Он медленно поднялся. Колени не дрожали — они были как деревянные. Он посмотрел на Мэри Ларс, и в этот раз она не смогла отвести взгляд. Может быть, она увидела в его глазах не бунт, не злость, а ту самую пустоту, которую предрекала. Он не сказал больше ни слова. Развернулся и вышел, тихо прикрыв дверь.
Коридор был длинным и ярким. Сэм шёл по нему, и каждый шаг отдавался эхом в ледяной пустоте внутри. Крышку, которую он держал, сорвало. Внутри не было ни ярости, ни страха.
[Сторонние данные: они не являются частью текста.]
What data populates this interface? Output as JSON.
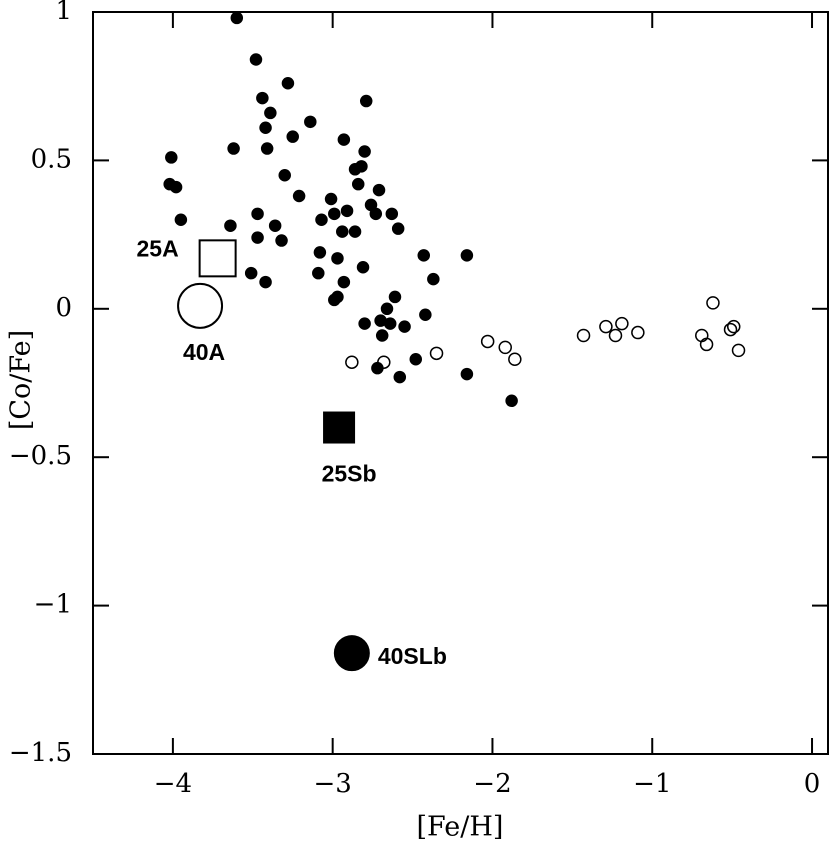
{
  "chart_data": {
    "type": "scatter",
    "x_label": "[Fe/H]",
    "y_label": "[Co/Fe]",
    "xlim": [
      -4.5,
      0.1
    ],
    "ylim": [
      -1.5,
      1
    ],
    "xticks": [
      -4,
      -3,
      -2,
      -1,
      0
    ],
    "yticks": [
      -1.5,
      -1,
      -0.5,
      0,
      0.5,
      1
    ],
    "series": [
      {
        "marker": "filled",
        "color": "#000000",
        "x": [
          -3.6,
          -3.48,
          -3.28,
          -3.44,
          -2.79,
          -3.39,
          -3.42,
          -3.14,
          -3.25,
          -2.93,
          -3.41,
          -3.62,
          -2.8,
          -4.01,
          -2.82,
          -2.86,
          -4.02,
          -3.98,
          -3.3,
          -2.71,
          -2.84,
          -3.21,
          -3.01,
          -2.76,
          -3.95,
          -3.47,
          -2.63,
          -3.64,
          -3.36,
          -3.07,
          -2.99,
          -2.91,
          -2.73,
          -2.59,
          -3.32,
          -3.47,
          -2.94,
          -2.86,
          -2.43,
          -2.16,
          -3.08,
          -2.97,
          -2.81,
          -3.51,
          -2.37,
          -3.09,
          -2.93,
          -3.42,
          -2.61,
          -2.97,
          -2.66,
          -2.99,
          -2.8,
          -2.7,
          -2.55,
          -2.42,
          -2.64,
          -2.69,
          -2.72,
          -2.48,
          -2.58,
          -2.16,
          -1.88
        ],
        "y": [
          0.98,
          0.84,
          0.76,
          0.71,
          0.7,
          0.66,
          0.61,
          0.63,
          0.58,
          0.57,
          0.54,
          0.54,
          0.53,
          0.51,
          0.48,
          0.47,
          0.42,
          0.41,
          0.45,
          0.4,
          0.42,
          0.38,
          0.37,
          0.35,
          0.3,
          0.32,
          0.32,
          0.28,
          0.28,
          0.3,
          0.32,
          0.33,
          0.32,
          0.27,
          0.23,
          0.24,
          0.26,
          0.26,
          0.18,
          0.18,
          0.19,
          0.17,
          0.14,
          0.12,
          0.1,
          0.12,
          0.09,
          0.09,
          0.04,
          0.04,
          0.0,
          0.03,
          -0.05,
          -0.04,
          -0.06,
          -0.02,
          -0.05,
          -0.09,
          -0.2,
          -0.17,
          -0.23,
          -0.22,
          -0.31
        ]
      },
      {
        "marker": "open",
        "color": "#000000",
        "x": [
          -2.88,
          -2.68,
          -2.35,
          -2.03,
          -1.92,
          -1.86,
          -1.43,
          -1.29,
          -1.23,
          -1.19,
          -1.09,
          -0.62,
          -0.69,
          -0.66,
          -0.51,
          -0.49,
          -0.46
        ],
        "y": [
          -0.18,
          -0.18,
          -0.15,
          -0.11,
          -0.13,
          -0.17,
          -0.09,
          -0.06,
          -0.09,
          -0.05,
          -0.08,
          0.02,
          -0.09,
          -0.12,
          -0.07,
          -0.06,
          -0.14
        ]
      }
    ],
    "models": [
      {
        "label": "25A",
        "x": -3.72,
        "y": 0.17,
        "marker": "square",
        "filled": false
      },
      {
        "label": "40A",
        "x": -3.83,
        "y": 0.01,
        "marker": "circle",
        "filled": false
      },
      {
        "label": "25Sb",
        "x": -2.96,
        "y": -0.4,
        "marker": "square",
        "filled": true
      },
      {
        "label": "40SLb",
        "x": -2.88,
        "y": -1.16,
        "marker": "circle",
        "filled": true
      }
    ]
  }
}
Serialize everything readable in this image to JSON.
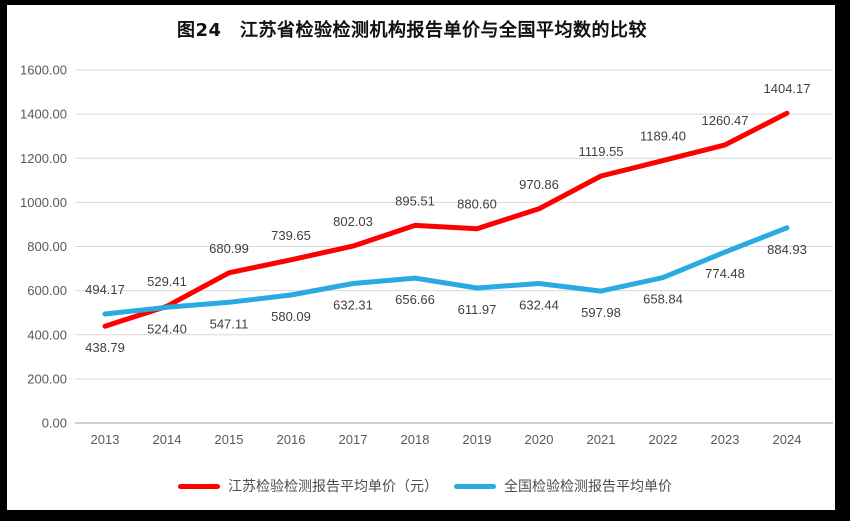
{
  "panel": {
    "background": "#ffffff",
    "border_color": "#000000"
  },
  "chart_data": {
    "type": "line",
    "title": "图24　江苏省检验检测机构报告单价与全国平均数的比较",
    "categories": [
      "2013",
      "2014",
      "2015",
      "2016",
      "2017",
      "2018",
      "2019",
      "2020",
      "2021",
      "2022",
      "2023",
      "2024"
    ],
    "series": [
      {
        "name": "江苏检验检测报告平均单价（元）",
        "color": "#fe0000",
        "values": [
          438.79,
          529.41,
          680.99,
          739.65,
          802.03,
          895.51,
          880.6,
          970.86,
          1119.55,
          1189.4,
          1260.47,
          1404.17
        ],
        "label_side": "above",
        "label_side_exceptions": {
          "0": "below"
        }
      },
      {
        "name": "全国检验检测报告平均单价",
        "color": "#29abe2",
        "values": [
          494.17,
          524.4,
          547.11,
          580.09,
          632.31,
          656.66,
          611.97,
          632.44,
          597.98,
          658.84,
          774.48,
          884.93
        ],
        "label_side": "below",
        "label_side_exceptions": {
          "0": "above"
        }
      }
    ],
    "ylim": [
      0,
      1600
    ],
    "ytick_step": 200,
    "ytick_labels": [
      "0.00",
      "200.00",
      "400.00",
      "600.00",
      "800.00",
      "1000.00",
      "1200.00",
      "1400.00",
      "1600.00"
    ],
    "xlabel": "",
    "ylabel": "",
    "grid": true,
    "gridline_color": "#d9d9d9",
    "axis_line_color": "#bfbfbf",
    "legend_position": "bottom",
    "data_labels_shown": true
  }
}
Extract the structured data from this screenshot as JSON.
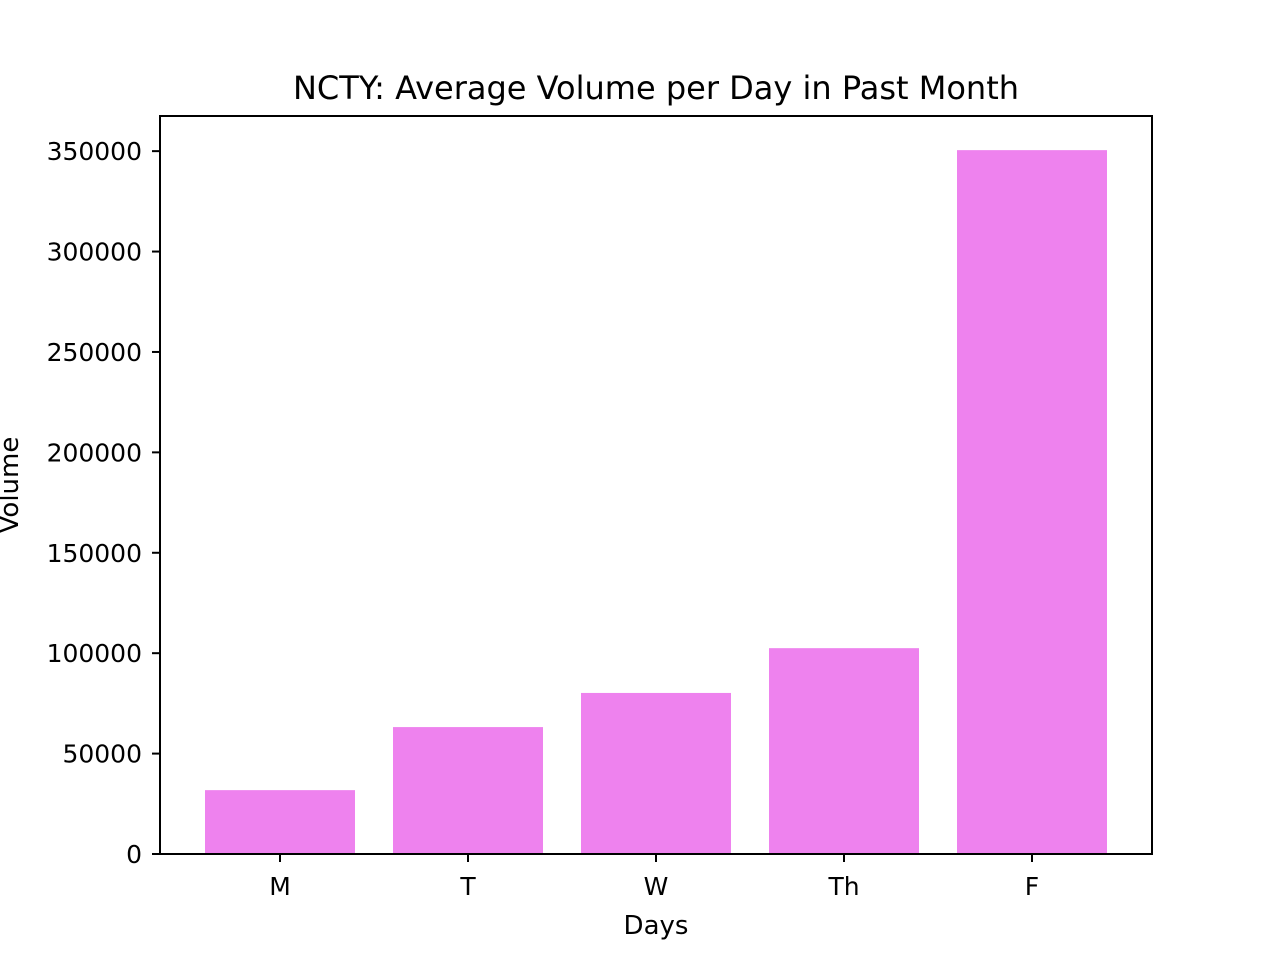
{
  "chart_data": {
    "type": "bar",
    "title": "NCTY: Average Volume per Day in Past Month",
    "xlabel": "Days",
    "ylabel": "Volume",
    "categories": [
      "M",
      "T",
      "W",
      "Th",
      "F"
    ],
    "values": [
      31800,
      63200,
      80200,
      102500,
      350500
    ],
    "ylim": [
      0,
      367500
    ],
    "yticks": [
      0,
      50000,
      100000,
      150000,
      200000,
      250000,
      300000,
      350000
    ],
    "ytick_labels": [
      "0",
      "50000",
      "100000",
      "150000",
      "200000",
      "250000",
      "300000",
      "350000"
    ],
    "bar_color": "#ee82ee",
    "grid": false,
    "legend": "none"
  }
}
Только тихий, всепоглощающий холод «после».
В спальне он сел на свою кровать, у стены, с царапинами на спинке от его ногтей. Посмотрел на старые кроссовки — один шнурок перевязан узлом. И понял с железной ясностью: если он останется до завтра — его увезут. А если увезут, пути назад не будет. Там не будет этой кровати, этих царапин, этого вида на голую акацию за окном. Там будет программа. Режим. Коррекция.
И он вдруг почувствовал: его больше никто не будет спасать. Ни случайно, ни по ошибке, ни потому что «сердце дрогнуло». Никто не ворвётся в последний момент, не перечеркнёт резолюцию. Потому что Сэм для них — проблема, а не человек. А проблемы не спасают. Их решают. Или изолируют.
Он встал. Движения были точными, лишёнными суеты. Взял рюкзак, кинул туда тёмно-синюю худи, пару носков, недопитую бутылку воды, старый телефон без симки. Руки делали это автоматически, будто репетировали побег много лет.
В коридоре он прошёл мимо зеркала. В отражении был подросток с напряжёнными, поднятыми к ушам плечами и глазами взрослого, уставшего человека. Сэм отвернулся.
Служебный выход пах старым линолеумом и хлоркой. Дверь, всегда запертая, сегодня, по чьей-то забывчивости, была лишь прикрыта. Он толкнул её плечом, и она открылась в ночь.
Дождь ударил по лицу сразу, как пощёчина. Резкий, холодный, неожиданный. Сэм вздрогнул, но не остановился. Дождь был честнее людей: если он бьёт, он хотя бы не притворяется, что это «ради твоего блага».